Paper No. 5
Presentation Time: 9:00 AM


BAKER, Victor R., Department of Hydrology and Water Resources, University of Arizona, Tucson, AZ 85721-0011,

Best known for the Spokane Flood Controversy 1920s, and winner of the 1979 GSA Penrose Medal, J (no period) Harlen Bretz (1882-1981) was the consummate field geologist. He published his first glacial geology paper in 1904, and then began work as a high-school teacher, first in Michigan, then in Seattle. His summer field studies of glacial geology in the Puget Lowland were so impressive that he was admitted to the University of Chicago, where T. C. Chamberlin (1843-1928) and R. D. Salisbury (1858-1922) supervised his Ph.D. dissertation.

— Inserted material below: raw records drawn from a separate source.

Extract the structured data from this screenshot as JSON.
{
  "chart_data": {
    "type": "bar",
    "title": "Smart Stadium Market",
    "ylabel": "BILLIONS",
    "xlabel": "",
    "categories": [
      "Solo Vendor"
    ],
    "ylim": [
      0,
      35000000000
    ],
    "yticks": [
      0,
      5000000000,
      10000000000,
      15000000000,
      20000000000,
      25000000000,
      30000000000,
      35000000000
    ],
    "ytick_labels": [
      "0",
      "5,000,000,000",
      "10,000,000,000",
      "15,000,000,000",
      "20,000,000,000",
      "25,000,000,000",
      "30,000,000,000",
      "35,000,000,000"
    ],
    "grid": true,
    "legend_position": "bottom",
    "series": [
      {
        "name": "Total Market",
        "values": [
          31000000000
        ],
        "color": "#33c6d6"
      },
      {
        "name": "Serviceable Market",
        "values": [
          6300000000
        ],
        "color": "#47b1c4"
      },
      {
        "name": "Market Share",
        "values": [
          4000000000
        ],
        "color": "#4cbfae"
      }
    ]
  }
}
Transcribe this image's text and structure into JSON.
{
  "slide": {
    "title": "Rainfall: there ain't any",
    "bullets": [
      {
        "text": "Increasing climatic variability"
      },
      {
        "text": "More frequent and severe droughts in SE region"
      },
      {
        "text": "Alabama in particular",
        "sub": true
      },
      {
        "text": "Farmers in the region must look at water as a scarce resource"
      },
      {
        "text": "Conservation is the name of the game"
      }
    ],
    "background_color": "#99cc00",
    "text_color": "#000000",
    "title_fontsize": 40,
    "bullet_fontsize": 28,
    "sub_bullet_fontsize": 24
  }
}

Joining the Chicago faculty in 1914, “Doc” Bretz always displayed a scientific curiosity about the natural world, a limitless drive to understand it, and a meticulous methodology to explain it. Relishing controversy, he had a stubbornness and combative nature that sometimes infuriated intellectual adversaries. Nevertheless, his unique personality ultimately proved critical during the famous debates over the catastrophic flood origin of the Channeled Scabland that he had proposed in 1923. Following formal retirement from Chicago in 1947, Bretz continued to teach a much-admired geology field course, while also initiating a new research program on the origin of limestone caves. He was ardent critic of water dousing, a proponent of William Morris Davis’s theory of limestone cavern formation, and a defender of Davis’s model for landscape evolution, which was being criticized in the 1960s by advocates of steady-state models. Right or wrong, Doc Bretz always followed where he thought the geological evidence led him, defending to all comers his assessment of that destination. The “J” (no period) of his given name (he actually made it up to put on the title page of his Ph.D. dissertation) continues to be emblematic of both his combative nature and his unique sense of humor. For nearly seven decades Doc Bretz was able to relish correcting students, editors, colleagues, and adversaries for erroneously inserting a superfluous period.